Fréquentes sont en effet les séquences où la coupure diégétique ou filmique qui s’instaure entre deux personnages est en partie résorbée, voire transgressée, par un échange de paroles. Les films de Philippe Garrel n’en finissent pas de redécouvrir et de mettre en scène cette puissance banale de la parole. Dans Le Cœur fantôme lorsque Justine prend un bain et pose à Philippe, qui reste hors-champ pendant toute la durée de la séquence, des questions sur les différences qui existent entre certaines caractéristiques de son corps et celles du corps de Mona, l’échange de répliques tend d’abord à manifester ici qu’un lien de parole unit les deux personnages, par-delà la double séparation diégétique et filmique (le cadrage ne fait que redoubler ici une coupure spatiale) [séq. 25]. Dès lors, la serviette blanche que Philippe envoie à la figure de Justine, après que celle-ci lui a demandé si Mona lui manquait, semble concrétiser, voire incarner le lien entre les deux personnages que les paroles prenaient jusqu’à présent seules en charge.
Il semble important de le souligner : la parole ne crée pas ici le lien entre les personnages. La co-présence suffit seule à assurer cette fonction. D’une certaine manière, si l’on se prête un instant à sonder leur psychologie, c’est-à-dire en l’occurrence à l’inventer, les personnages n’ont aucun besoin de la parole-lien pour savoir qu’ils sont liés par une situation de co-présence. Dans sa dimension de lien, la parole a pour destinataire fondamental le spectateur, non les personnages 804 . La co-présence précède nécessairement la parole-lien et, si on veut être tout à fait précis, cette dernière ne fait que rendre les personnages au lien de co-présence qui était déjà là. Mais pour le spectateur la parole-lien possède une fonction révélatrice et cette fonction révélatrice peut se donner à comprendre comme un moyen de donner un surcroît de résonance à la dimension du lien, qu’elle n’aurait peut-être pas eu si la situation de co-présence avait été immédiatement montrée. Cette parole-lien, on peut la considérer comme une forme singulière de ce que Michel Chion proposait d’appeler « parole-émanation » 805 , à ceci près qu’elle ne représente pas en premier lieu un « aspect » 806 des personnages, mais qu’elle révèle un aspect fondamental de la situation entre deux personnes. La parole-lien fait émaner le lien inhérent à la situation, que les choix de mise en scène qui précédaient cette émanation masquaient.

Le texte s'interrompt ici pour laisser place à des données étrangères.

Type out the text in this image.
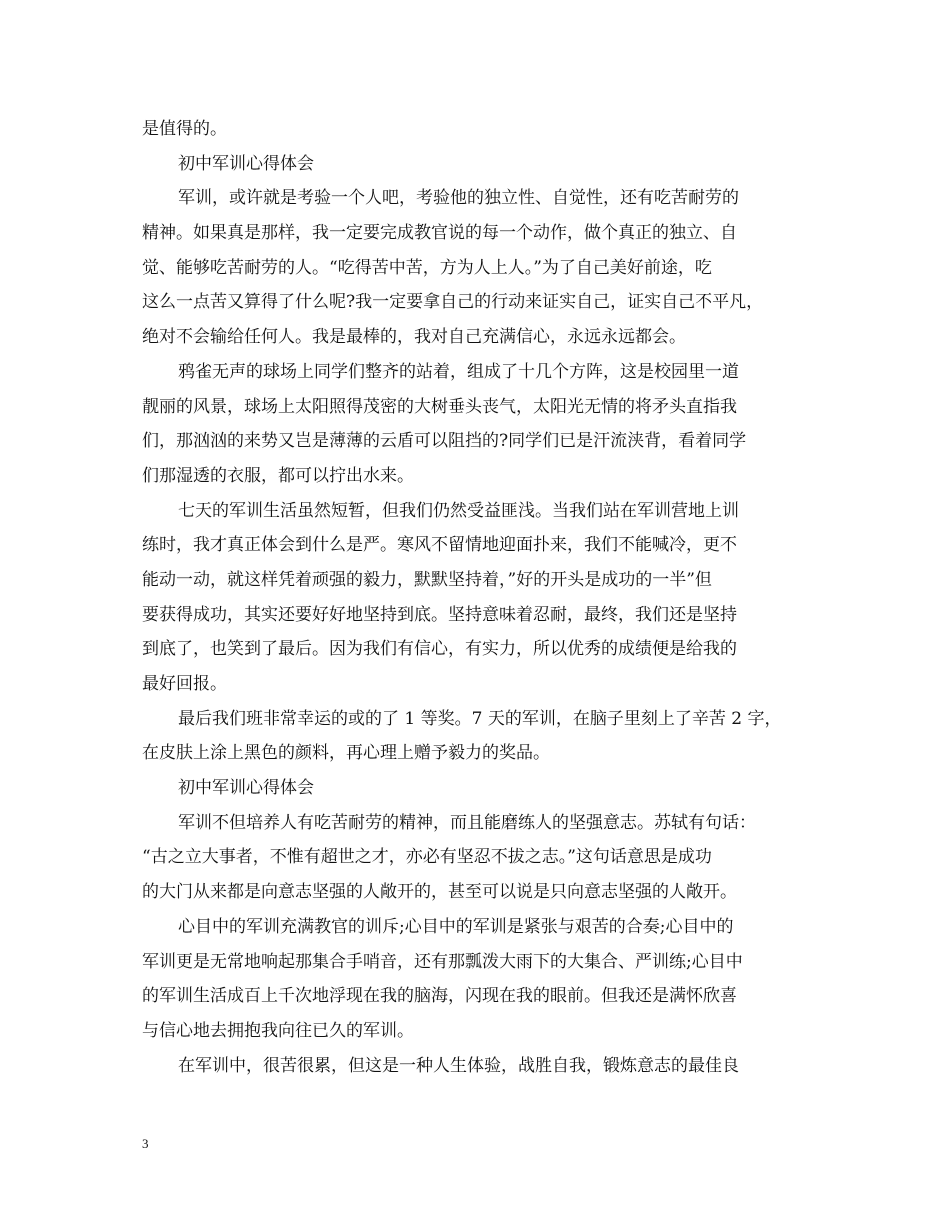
是值得的。
初中军训心得体会
军训，或许就是考验一个人吧，考验他的独立性、自觉性，还有吃苦耐劳的
精神。如果真是那样，我一定要完成教官说的每一个动作，做个真正的独立、自
觉、能够吃苦耐劳的人。“吃得苦中苦，方为人上人。”为了自己美好前途，吃
这么一点苦又算得了什么呢?我一定要拿自己的行动来证实自己，证实自己不平凡，
绝对不会输给任何人。我是最棒的，我对自己充满信心，永远永远都会。
鸦雀无声的球场上同学们整齐的站着，组成了十几个方阵，这是校园里一道
靓丽的风景，球场上太阳照得茂密的大树垂头丧气，太阳光无情的将矛头直指我
们，那汹汹的来势又岂是薄薄的云盾可以阻挡的?同学们已是汗流浃背，看着同学
们那湿透的衣服，都可以拧出水来。
七天的军训生活虽然短暂，但我们仍然受益匪浅。当我们站在军训营地上训
练时，我才真正体会到什么是严。寒风不留情地迎面扑来，我们不能喊冷，更不
能动一动，就这样凭着顽强的毅力，默默坚持着，”好的开头是成功的一半”但
要获得成功，其实还要好好地坚持到底。坚持意味着忍耐，最终，我们还是坚持
到底了，也笑到了最后。因为我们有信心，有实力，所以优秀的成绩便是给我的
最好回报。
最后我们班非常幸运的或的了 1 等奖。7 天的军训，在脑子里刻上了辛苦 2 字，
在皮肤上涂上黑色的颜料，再心理上赠予毅力的奖品。
初中军训心得体会
军训不但培养人有吃苦耐劳的精神，而且能磨练人的坚强意志。苏轼有句话：
“古之立大事者，不惟有超世之才，亦必有坚忍不拔之志。”这句话意思是成功
的大门从来都是向意志坚强的人敞开的，甚至可以说是只向意志坚强的人敞开。
心目中的军训充满教官的训斥;心目中的军训是紧张与艰苦的合奏;心目中的
军训更是无常地响起那集合手哨音，还有那瓢泼大雨下的大集合、严训练;心目中
的军训生活成百上千次地浮现在我的脑海，闪现在我的眼前。但我还是满怀欣喜
与信心地去拥抱我向往已久的军训。
在军训中，很苦很累，但这是一种人生体验，战胜自我，锻炼意志的最佳良
3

Rappelons, en effet, ce point bien connu de la parole en contexte dramatique qui veut qu’elle ait toujours en son principe une double destination : les personnages et les spectateurs.
Michel Chion, L’Audio-vision, op. cit., p. 149.
« La parole devient […] comme une émanation des personnages, un aspect d’eux-mêmes, au même titre que leur silhouette […]. » Cf. op. cit., p. 150.